Can you speak briefly to the change? What motivated it? How's it been working out?
For context, I'm an engineer that uses Postgres heavily, with some basic BigQuery + Redshift. I don't understand what the benefit of something like Clickhouse are over a standard warehouse.
Druid and Clickhouse are OLAP systems. The key here is “online” as in they are optimized to answer queries in a matter of milliseconds. Maybe things have improved, but RedShift is not really an OLAP system. The last time I used RedShift was back in 2015 and it took it tens of seconds or even minutes to answer the queries that Druid could answer in just a few seconds; the Druid cluster was a third of the cost too, AWS was charging us too much.
I love BigQuery, but I look at it more as a background processor for queries over huge datasets. With BigQuery you have some real limitations on the number of concurrent queries. Even if BQ was able to answer in seconds, your users would be reaching your concurrent query limit all the time.
In RedShift you can perform joins, but in Druid and Clickhouse you cannot, your data has to be denormalized. There are quasi-joins but they are not the same. If you are going to swap Redshift with Druid or Clickhouse, then you need to denormalize the data or design around the specific quasi-join concepts of these databases that abstract dictionary lookups.
Druid is operations heavy compared to Clickhouse, while RedShift is just a few button presses. I started using Druid in 2014 and back then to set up a cluster you needed a decent understanding of orchestration. There are plenty of “minimal ops” solutions for Druid nowadays, but IMHO all they are doing is abstracting the problem and not really solving it. To run a Druid cluster, you need 5 or 6 node types and to arrive at the proper configuration of resources for your data needs will take you a lot of time. Clickhouse requires a single node type.
Ingesting data is easy in RedShift, but you will have to work a bit more with Druid and Clickhouse. Two of the druid node types are dedicated to ingestion, so your data pipelines should allocate these dynamically. Loading data into Clickhouse is as simple as asking it to ingest a file, but since it is big data, you need a dynamic place to stage such file right? All I am saying is that I wish there was an easier way to pick up the data from private S3 buckets.
Performance is a wash between Druid and Clickhouse for me. I never did a proper head to head between the two. However, the product I built on top of Clikhouse is a next get version of the product I built on top of Druid, and in my experience Clickhouse achieves the same performance for a third of the costs.
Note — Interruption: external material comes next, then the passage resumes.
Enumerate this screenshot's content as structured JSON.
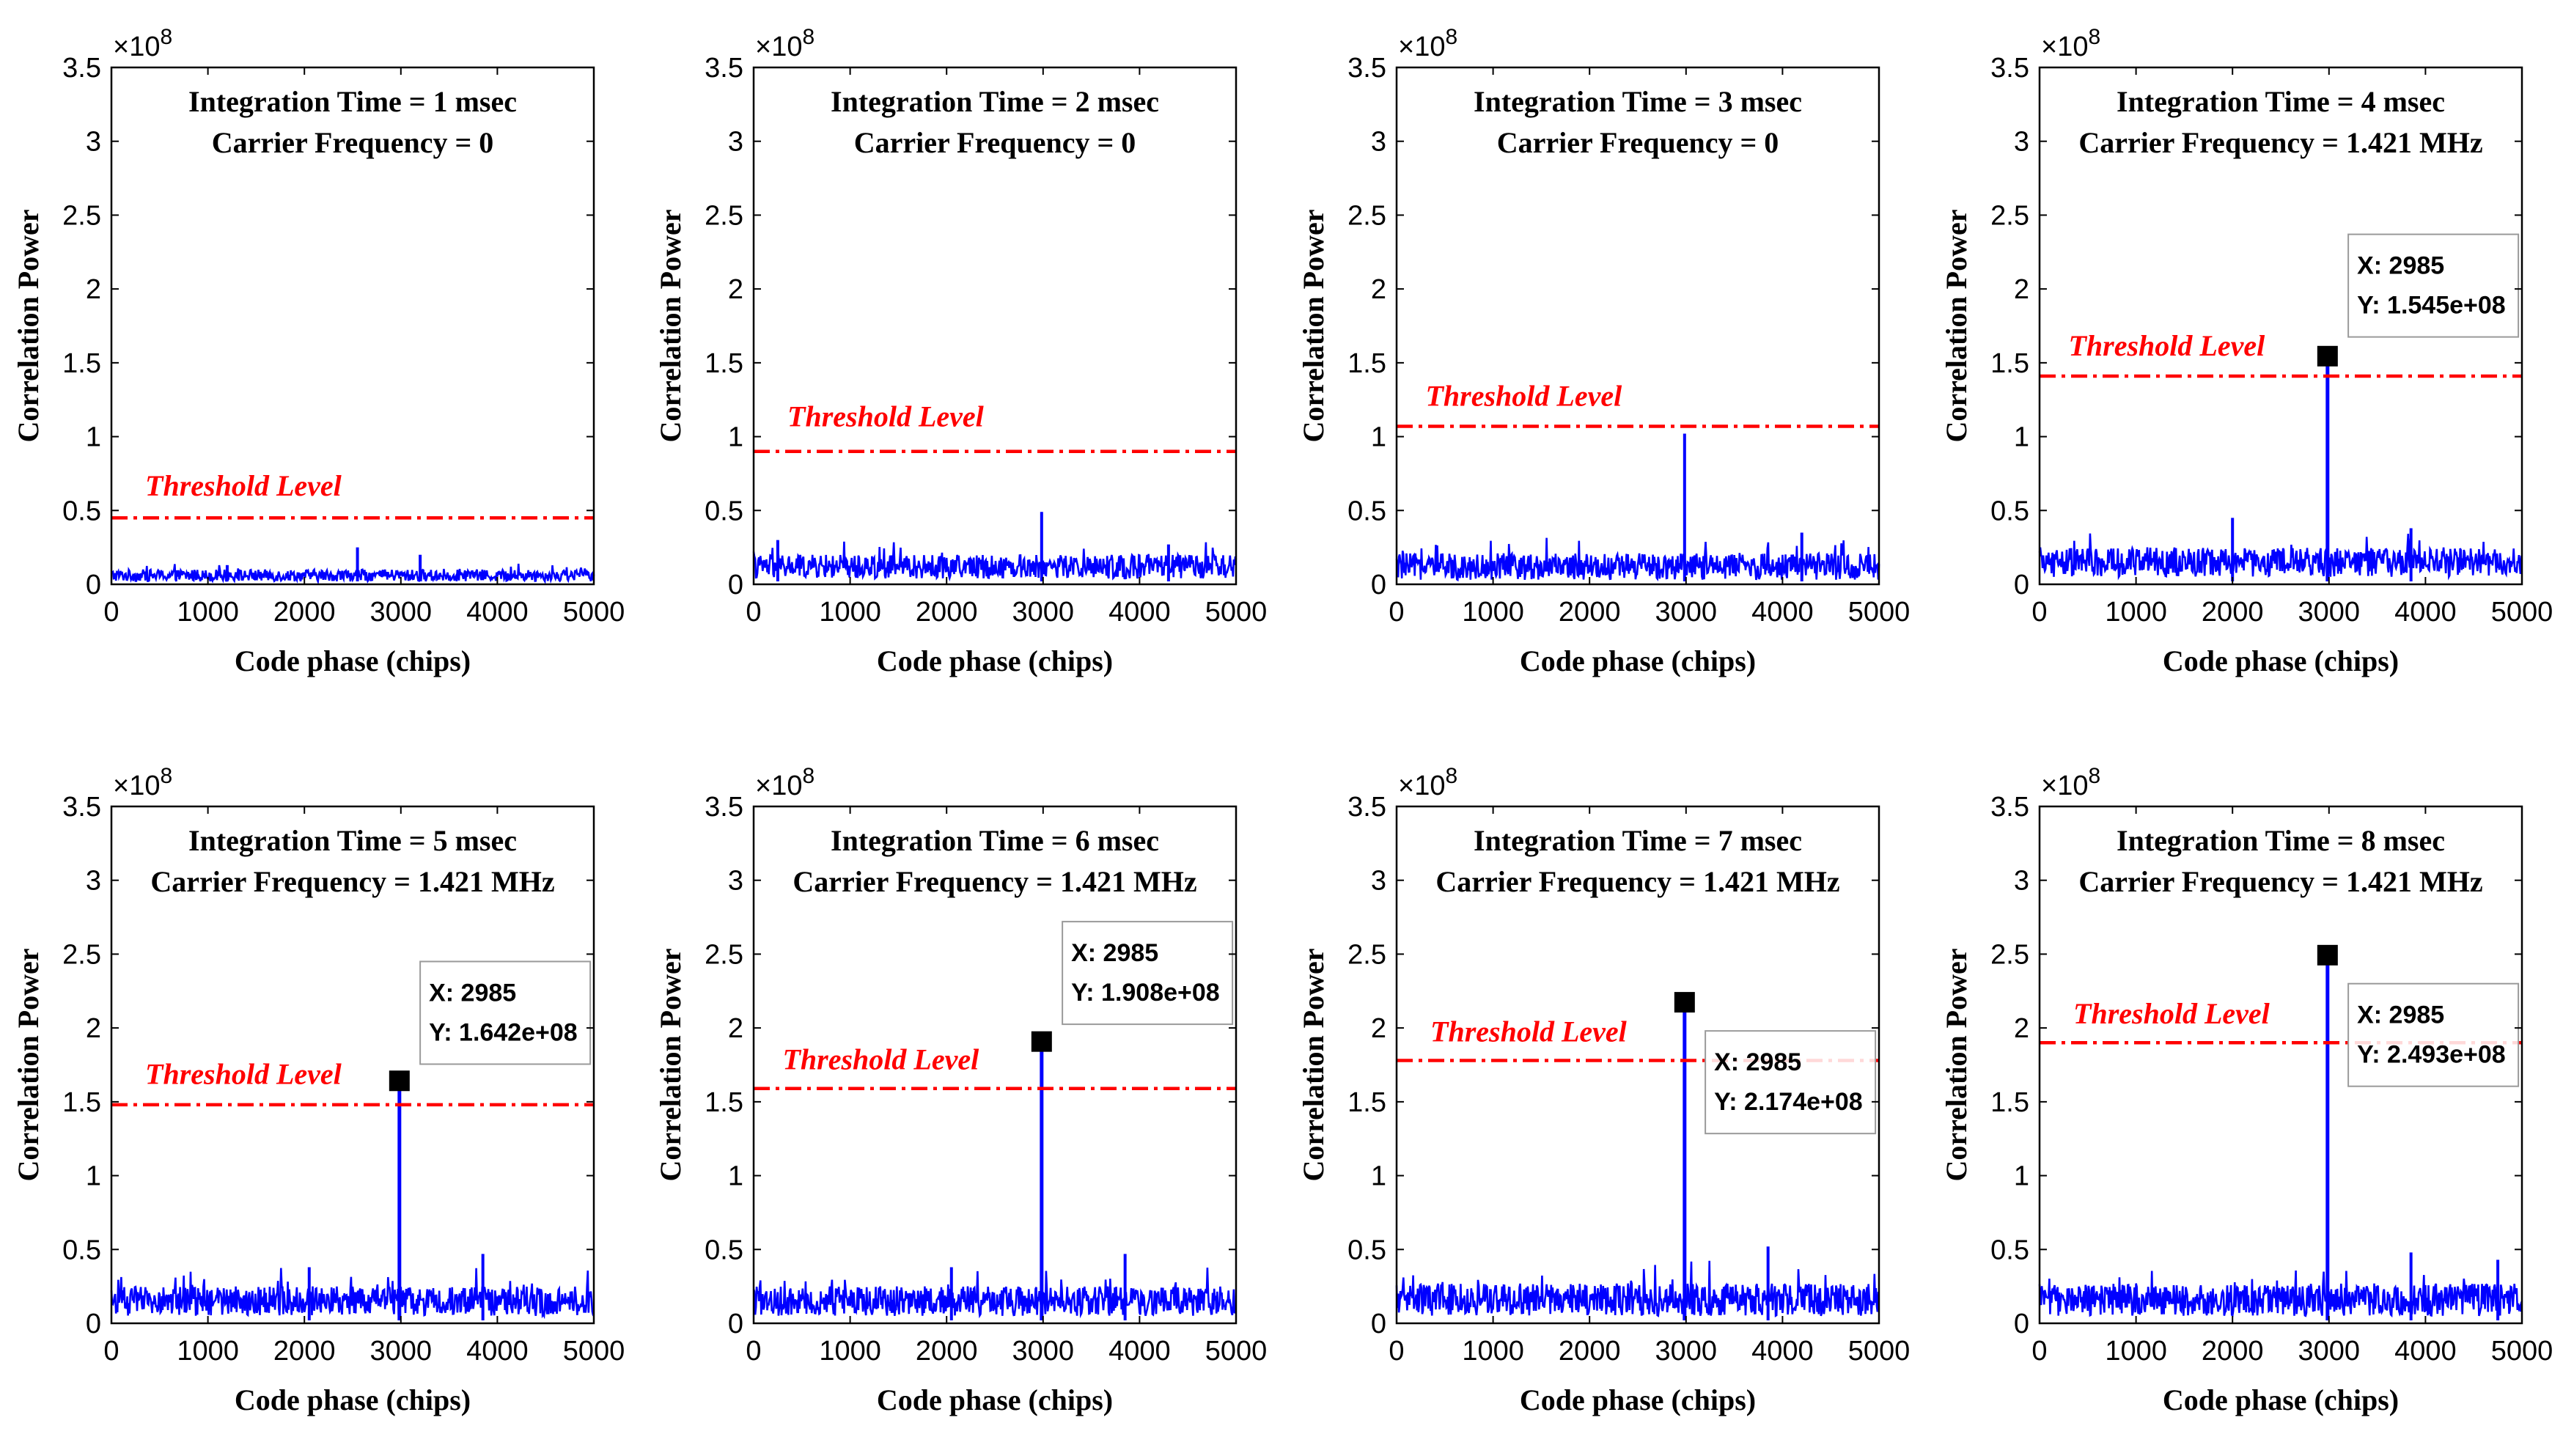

However, you must account that cloud computing has gotten cheaper over the years and my numbers for Druid come from 2017 which is the last time I approved a bill.
I forgot to mention PG. I have put small analytic datasets, 80 million rows or so, in Postgres with good results, but even then the response time was never less than a few seconds.
> I forgot to mention PG. I have put small analytic datasets, 80 million rows or so, in Postgres with good results, but even then the response time was never less than a few seconds
There is already a bewildering number of options in this space, but did you try TimescaleDB (a time-series extension for Postgres)?
I'm using it with 100 million plus rows, and aggregate queries return in less than 100ms, even on my laptop - it really is very impressive.
I haven't used them yet, but it also supports continuous aggregates (automatic roll ups), which would make common queries near instantaneous.
Online refers to interactive queries that work and return results after submitting them, in contrast to offline or batch queries. There's no hard latency requirement and standard TPC-H data warehouse benchmark queries can take hours to run.
The main advantage of Druid is that it pre-aggregates and indexes everything resulting in much smaller summarized data with fast seeks to specific rows. Materialized views, stored procedures, and ETL processes can provide the same result in relational data warehouses and come with much better SQL support as you mentioned.
You should try Redshift again as it's come a long ways since the early days. Also I highly recommend MemSQL which is faster than Clickhouse with a much easier deployment, more usability and can serve OLTP workloads in the same database.
Filtering by partial string match on dimensions. It is equally slow on both of them.
For straightforward filters and aggregations, yeah, Clickhouse is faster. However I read a PR by the Druid team where they added a vector engine. If they release that, then the performance gap should be smaller or maybe in Druid’s favor depending on the dataset.
You are right about insertions up to a point.
If you consider data loads as insertions, with Druid I could scale my cluster elastically to speed them up. With Clickhouse I am bound by the query nodes.
Also, Druid can ingest data in real time using a special type of node that wasn’t part of the original distribution. I haven’t done real time data ingestion on Clickhouse. Hourly updates are good enough for my use case.
For context, I'm an engineer that uses Postgres heavily, with some basic BigQuery + Redshift. I don't understand what the benefit of something like Clickhouse are over a standard warehouse.